涙に逢うまでさようなら

相原家の前で「医者様モードの美紗様お見え」と送信すると、「読込中…」のティーシャツに茶色いスウェットパンツという姿の大翔が現れた。

「まだ読み込めないか」と真面目に言うと、大翔は自身の着ている服を見て「変に現状と一致してる」と笑った。


部屋の様子は、前回と同じだった。

大翔の動きもそうだった。

ベッドに座り、そのまま後ろへ倒れる。

「今日は去年のあの日か」

わたしが言うと、大翔は小さく笑った。

はあ、とため息にも似た息を続ける。

「なんか、もういいかなあ。俺も資格で固めようかな……」

そんなの大翔のやりたいこととは違うじゃないかと並べそうになった声を飲み込む。

息を吸い込み、ふざけた声を出す喉を作った。

「大馬鹿者め。
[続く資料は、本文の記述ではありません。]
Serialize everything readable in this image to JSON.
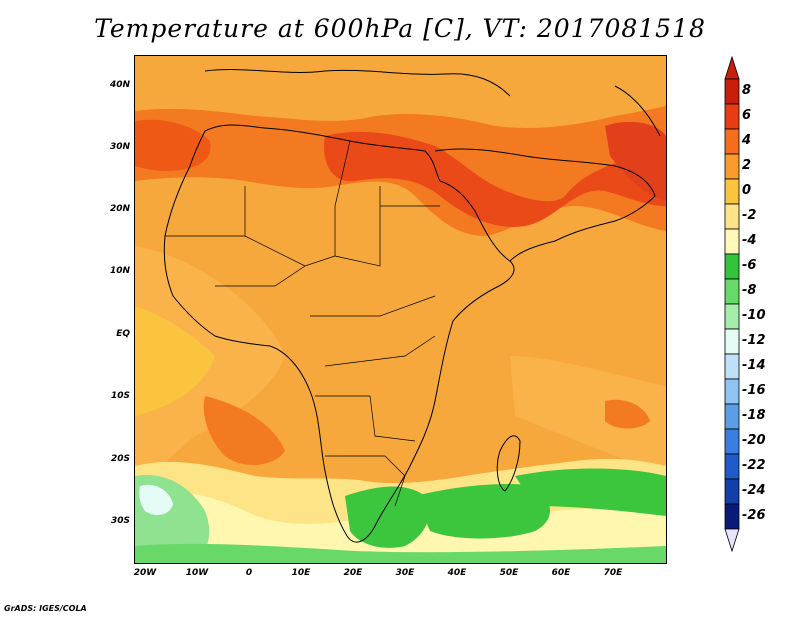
{
  "title": "Temperature at 600hPa [C], VT: 2017081518",
  "footer": "GrADS: IGES/COLA",
  "lat_labels": [
    "40N",
    "30N",
    "20N",
    "10N",
    "EQ",
    "10S",
    "20S",
    "30S"
  ],
  "lon_labels": [
    "20W",
    "10W",
    "0",
    "10E",
    "20E",
    "30E",
    "40E",
    "50E",
    "60E",
    "70E"
  ],
  "colorbar": {
    "labels": [
      "8",
      "6",
      "4",
      "2",
      "0",
      "-2",
      "-4",
      "-6",
      "-8",
      "-10",
      "-12",
      "-14",
      "-16",
      "-18",
      "-20",
      "-22",
      "-24",
      "-26"
    ],
    "colors": [
      "#c81e0a",
      "#ea3c14",
      "#f56e1e",
      "#f99b2a",
      "#fbc43e",
      "#fde587",
      "#fff8b8",
      "#34c33b",
      "#68d968",
      "#a6ecaa",
      "#e4fbf6",
      "#bfe0f7",
      "#8fc4f2",
      "#5a9ee8",
      "#3a7fdf",
      "#1f5cc9",
      "#1340a8",
      "#0a1a78"
    ]
  },
  "fill_colors": {
    "warm_base": "#f7a83c",
    "hot": "#ee5a16",
    "hotter": "#e2401a",
    "mild": "#fbc43e",
    "cool": "#fde587",
    "pale": "#fff6b0",
    "green": "#3cc63e",
    "light_green": "#8fe28f",
    "very_light": "#e4fbf6"
  }
}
諦めるのか? 貴様の夢は、兄貴や家族を見返すことなんだろ?

兄貴よりいい大学に行って、兄貴よりいいところに就職する。

それが貴様の夢だったろ? 四の五の言わず、もういっちょ受けてみやがれってんだ」

素からはかけ離れた熱血キャラを演じると、大翔は静かに笑った。

ゆっくりと起き上がる。

「我が家は、おたく藤城家と違って金が有り余っているわけじゃないんだよ」

わたしは大翔から目を逸らした。

そう言われてしまえば返す言葉はなかった。

自分の家が特別裕福であると思っているわけではない。

大学の受験に金がかかるのは事実だった。